Como todos los años, al llegar el mes de octubre, la Academia Sueca se reúne y elige al ganador del Premio Nobel de Literatura. Luego, su secretario permanente sale a la palestra y, ante la expectación de millones de lectores de todos los rincones del globo, pronuncia públicamente su identidad. Así ha sido desde 1901, cuando el poeta y ensayista francés Sully Prudhomme se hizo con el primer galardón. Desde ese momento, salvo en los años en los que las guerras sacudieron Europa, se ha repetido esta operación.

Nombres como Sigrid Undset (1928), Hermann Hesse (1946) o Albert Camus (1957) permanecerán siempre en la memoria de todos los que todavía concedemos valor a la letra impresa, a aquellos viajes imaginarios de los que Louis-Ferdinand Céline hablaba en la primera página de su “Viaje al fin de la noche”, a tránsitos por universos inexistentes en la materia, pero muchas veces más auténticos que la cotidiana e iterativa vigilia.

Y es que la literatura, a diferencia de los contenidos de Netflix, no es un mero entretenimiento. No es, como dicen algunos, los impulsores de bonos, un vulgar producto consumible y, en consecuencia, desechable. La literatura, la verdadera, es mucho más. Es el alimento que los hombres y las mujeres libres necesitan para despertar del letargo en el que la sociedad actual nos tiene sumidos. Es el arma de que disponemos para combatir al pensamiento único que desean imponernos quienes se han autoerigido en nuestros amos.

La literatura, por tanto, debe distanciarse del poder establecido y promover, desde metáforas de toda índole, la concepción de un mundo, muchas veces utópico, en el que los sueños y las vanas esperanzas logren convertirse en realidad. Así pues, la literatura debe llamar a la revolución. Pero no a una revolución vulgar de banderas y consignas, sino a la única que merece ser llamada de esta forma: la revolución de la conciencias, la autoliberación del moralismo imperante. Tal vez fuera esta razón la que, en 1964, llevó a Jean-Paul Sartre a rechazar el Nobel. “Los lazos entre el hombre y la cultura –dijo– deben desarrollarse directamente, sin pasar por las instituciones establecidas por el sistema”.

En cualquier caso, pasaron los años y continuaron los galardones. Excelentes escritores o poetas como Samuel Beckett (1969), Octavio Paz (1990) o José Saramago (1998) fueron premiados con la máxima distinción a la que un hombre de letras puede aspirar.

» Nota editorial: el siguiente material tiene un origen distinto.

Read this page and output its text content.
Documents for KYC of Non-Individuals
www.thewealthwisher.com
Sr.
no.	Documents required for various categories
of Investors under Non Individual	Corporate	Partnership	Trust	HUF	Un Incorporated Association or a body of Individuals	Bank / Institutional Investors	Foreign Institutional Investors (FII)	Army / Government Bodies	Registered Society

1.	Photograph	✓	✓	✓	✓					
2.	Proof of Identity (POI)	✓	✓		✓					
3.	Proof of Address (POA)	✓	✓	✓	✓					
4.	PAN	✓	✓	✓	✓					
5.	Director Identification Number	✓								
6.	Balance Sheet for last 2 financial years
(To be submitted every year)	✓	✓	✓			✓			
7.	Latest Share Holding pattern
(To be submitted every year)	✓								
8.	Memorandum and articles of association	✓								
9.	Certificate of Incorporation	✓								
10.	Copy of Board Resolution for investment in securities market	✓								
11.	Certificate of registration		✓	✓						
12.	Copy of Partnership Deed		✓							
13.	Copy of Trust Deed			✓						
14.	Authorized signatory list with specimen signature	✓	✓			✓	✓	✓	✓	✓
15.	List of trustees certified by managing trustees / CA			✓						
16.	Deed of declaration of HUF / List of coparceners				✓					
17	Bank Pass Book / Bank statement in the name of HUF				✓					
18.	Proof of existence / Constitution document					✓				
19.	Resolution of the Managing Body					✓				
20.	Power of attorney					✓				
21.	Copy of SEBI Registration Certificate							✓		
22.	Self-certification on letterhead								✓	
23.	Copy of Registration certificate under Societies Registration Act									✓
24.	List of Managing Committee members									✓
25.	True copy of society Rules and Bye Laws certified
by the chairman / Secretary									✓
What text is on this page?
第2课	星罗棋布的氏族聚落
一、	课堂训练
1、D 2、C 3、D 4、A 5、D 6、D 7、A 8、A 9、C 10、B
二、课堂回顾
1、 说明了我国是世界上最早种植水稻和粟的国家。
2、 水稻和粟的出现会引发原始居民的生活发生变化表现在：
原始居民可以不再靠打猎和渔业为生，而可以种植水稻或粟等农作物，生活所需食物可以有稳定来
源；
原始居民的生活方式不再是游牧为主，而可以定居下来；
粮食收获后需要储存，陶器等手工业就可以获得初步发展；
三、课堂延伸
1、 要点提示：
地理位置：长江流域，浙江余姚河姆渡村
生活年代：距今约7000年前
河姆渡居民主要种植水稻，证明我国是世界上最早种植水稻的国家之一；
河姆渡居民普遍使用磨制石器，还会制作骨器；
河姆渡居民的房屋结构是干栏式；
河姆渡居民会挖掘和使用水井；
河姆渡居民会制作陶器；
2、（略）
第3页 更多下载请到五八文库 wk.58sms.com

Sus obras, traducidas a decenas de idiomas, confieren una luz especial a las bibliotecas, públicas o privadas, que las exhiben.

Pero todo ha cambiado. La corrección política ha irrumpido en nuestras vidas destruyendo cuerpos y almas. Y la literatura, enemiga acérrima de los contemporáneos opresores, ha sido asesinada y enterrada en un oscuro y profundo agujero. Y de su tumba ha emergido un fantasma, un espectro que, si bien posee la forma de su cadáver, carece de su libre espíritu y de su más inherente esencia.

Prueba de ello son los últimos premios concedidos. 2021, Abdulrazak Gurnah, escritor zanzibarí prácticamente desconocido y galardonado, según la Academia Sueca, “por su penetración compasiva y sin compromiso de los efectos del colonialismo y el destino de los refugiados en el abismo entre culturas y continentes”. En España, Julieta Lionetti, su editora, se reía al conocer la noticia e incluso llegó a reconocer que dicho escritor era (y es) tan desconocido que su editorial, Poliedro, la que publicó una de sus novelas, ya no existe, tuvo que cerrar.

Y el de este año 2022, para la escritora francesa Annie Ernaux, en cuyas obras y fuera de ella habla de lo que hoy en día toca hablar, de los cánones impuestos por la “cultura” woke, es decir: neofeminismo, indigenismo, defensa del aborto, del hiyab o posiciones contrarias al Estado de Israel.

Mientras tanto, escritores de renombre, poetas de la palabra como Milan Kundera, Haruki Murakami o Michel Houellebecq continúan en el banquillo esperando algo que nunca llegará, pues todavía, y espero que nunca suceda, no se han arrodillado ante los dogmas laicos, ante los ídolos de barro que quienes detentan el poder han colocado en los altares y a los que pretenden que adoremos sin rechistar y, sobre todo, sin pensar.

Desconozco si hay salvación o si ya es demasiado tarde. Pero como suele decirse, la esperanza es lo último que se pierde. De modo que, encomendémonos a las musas y esperemos pacientes al próximo año, el aún lejano 2023, para comprobar si la Academia Sueca rectifica o si, por el contrario, decide cambiar el nombre al Nobel: primer premio al activismo literario.